夜になると、遠くから銃や大砲の音が聞こえてきた。大人たちが奥の部屋でひそひそ話している。お母さんは泣いていた。お父さんは、お姉ちゃんに「決して外に出てはいけない」と言い聞かせたけれど、次の朝、どこを探してもお姉ちゃんの姿はなかった。
お姉ちゃんは、トラックに乗っていた。国旗を掲げて「民主主義を守ろう」と叫ぶお兄さんたちと一緒に。お母さんが止めても、ぼくが止めても、お姉ちゃんはトラックの荷台に乗ったまま行ってしまった。
それからぼくは、お姉ちゃんを探すお父さんについて歩いた。街には、兵隊さんたちの銃で死んだたくさんの人たち、おじさん、おばさん、大学生や高校生のお棺が並んでいた。お母さんは、夜も眠らずに泣いていた。お姉ちゃんが作ってくれたおもちゃの銃を、ぼくは捨てることにした。
5月28日、お姉ちゃんはまだ帰ってこない。
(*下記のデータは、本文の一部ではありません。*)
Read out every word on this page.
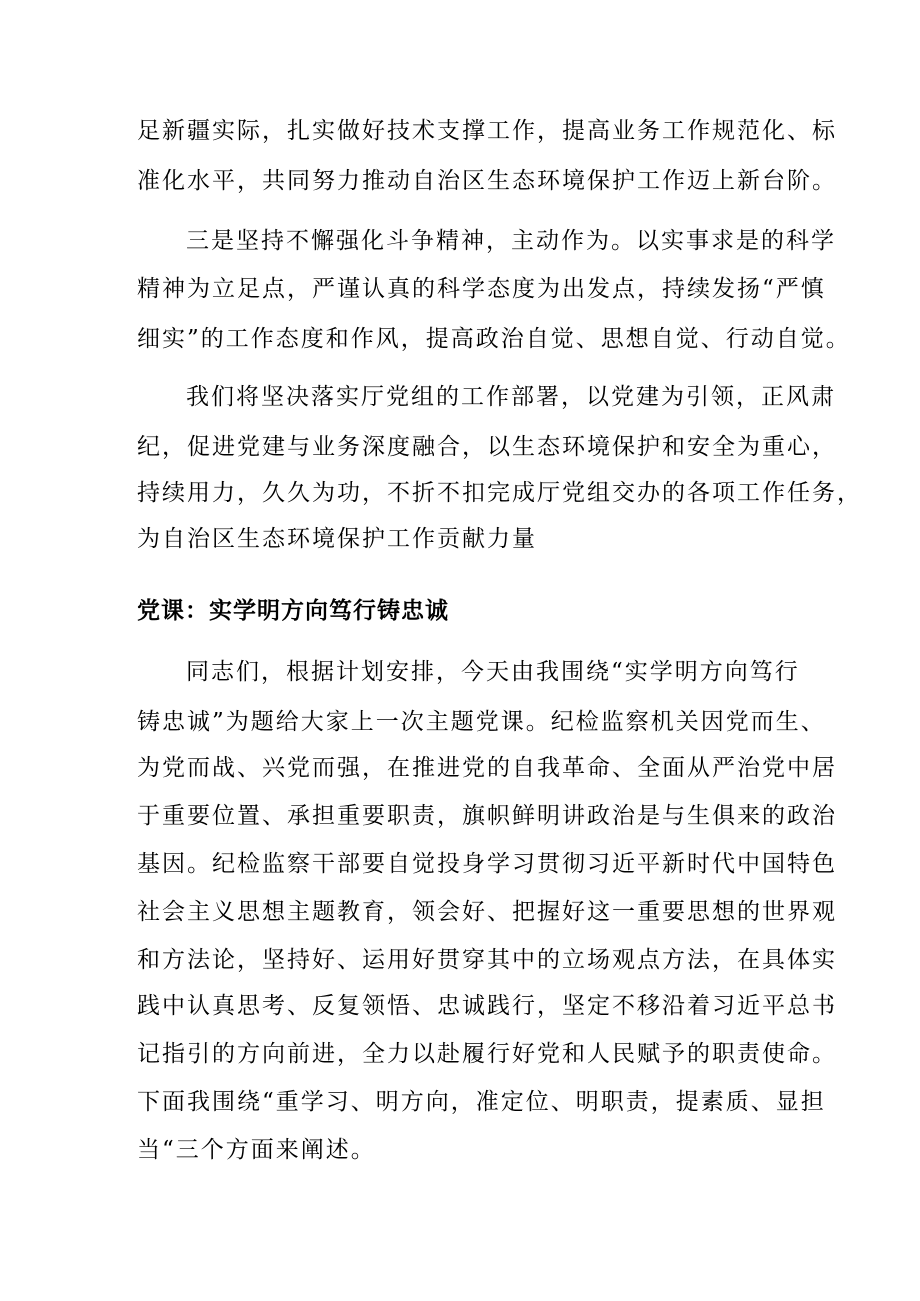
足新疆实际，扎实做好技术支撑工作，提高业务工作规范化、标
准化水平，共同努力推动自治区生态环境保护工作迈上新台阶。
三是坚持不懈强化斗争精神，主动作为。以实事求是的科学
精神为立足点，严谨认真的科学态度为出发点，持续发扬“严慎
细实”的工作态度和作风，提高政治自觉、思想自觉、行动自觉。
我们将坚决落实厅党组的工作部署，以党建为引领，正风肃
纪，促进党建与业务深度融合，以生态环境保护和安全为重心，
持续用力，久久为功，不折不扣完成厅党组交办的各项工作任务，
为自治区生态环境保护工作贡献力量
党课：实学明方向笃行铸忠诚
同志们，根据计划安排，今天由我围绕“实学明方向笃行
铸忠诚”为题给大家上一次主题党课。纪检监察机关因党而生、
为党而战、兴党而强，在推进党的自我革命、全面从严治党中居
于重要位置、承担重要职责，旗帜鲜明讲政治是与生俱来的政治
基因。纪检监察干部要自觉投身学习贯彻习近平新时代中国特色
社会主义思想主题教育，领会好、把握好这一重要思想的世界观
和方法论，坚持好、运用好贯穿其中的立场观点方法，在具体实
践中认真思考、反复领悟、忠诚践行，坚定不移沿着习近平总书
记指引的方向前进，全力以赴履行好党和人民赋予的职责使命。
下面我围绕“重学习、明方向，准定位、明职责，提素质、显担
当“三个方面来阐述。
僕はお姉ちゃんに会いたかった。
●試訳
夜になると、遠くから銃や大砲の音が聞こえてきた。
音があまりに大きくて、ぼくはとても怖かった。
お父さんに、兵隊さんたちはだれに銃を向けて撃っているのか聞いてみた。
お父さんはため息をついて、「市民に向けて撃っている」と言った。
どうして味方に銃を向けるのか、ぼくにはわからない。
奥の部屋で、大人たちがひそひそ話をしていた。
部屋から、お母さんの泣き声が聞こえてくる。
お父さんは、お姉ちゃんに「決して家の外に出てはいけない」と言った。
ぼくはお姉ちゃんの部屋に行って、「お母さんが泣くから外に出ないで」と言った。
お姉ちゃんは、どうしてもやらなければならないことがあると言って、僕をぎゅっと抱きしめた。お姉ちゃんからいい匂いがしていた。
(15~17頁)
●日本でのアピールポイント
今から約35年前、多くの一般市民が犠牲になり、韓国を大きく揺るがした光州事件。韓国の人々の心に深い傷を残したこの出来事を、一体どれだけの日本人が知っているだろうか。作家ソ・ジンソンは、幼い男の子の視点を通して、光州事件という難しいテーマを、韓国のごく平凡な家族が経験した出来事として一冊の絵本に描き上げた。戻ってこない「お姉ちゃん」を悲痛な思いで待つ「ぼく」たちのように、民主化のために犠牲になった一人ひとりに家族がいたことに気づくとき、遠かった「隣国の歴史」が真実味をもって迫ってくる。韓国現代史への入口として、韓国をより深く理解しようとする人にぜひ読んでほしい良書である。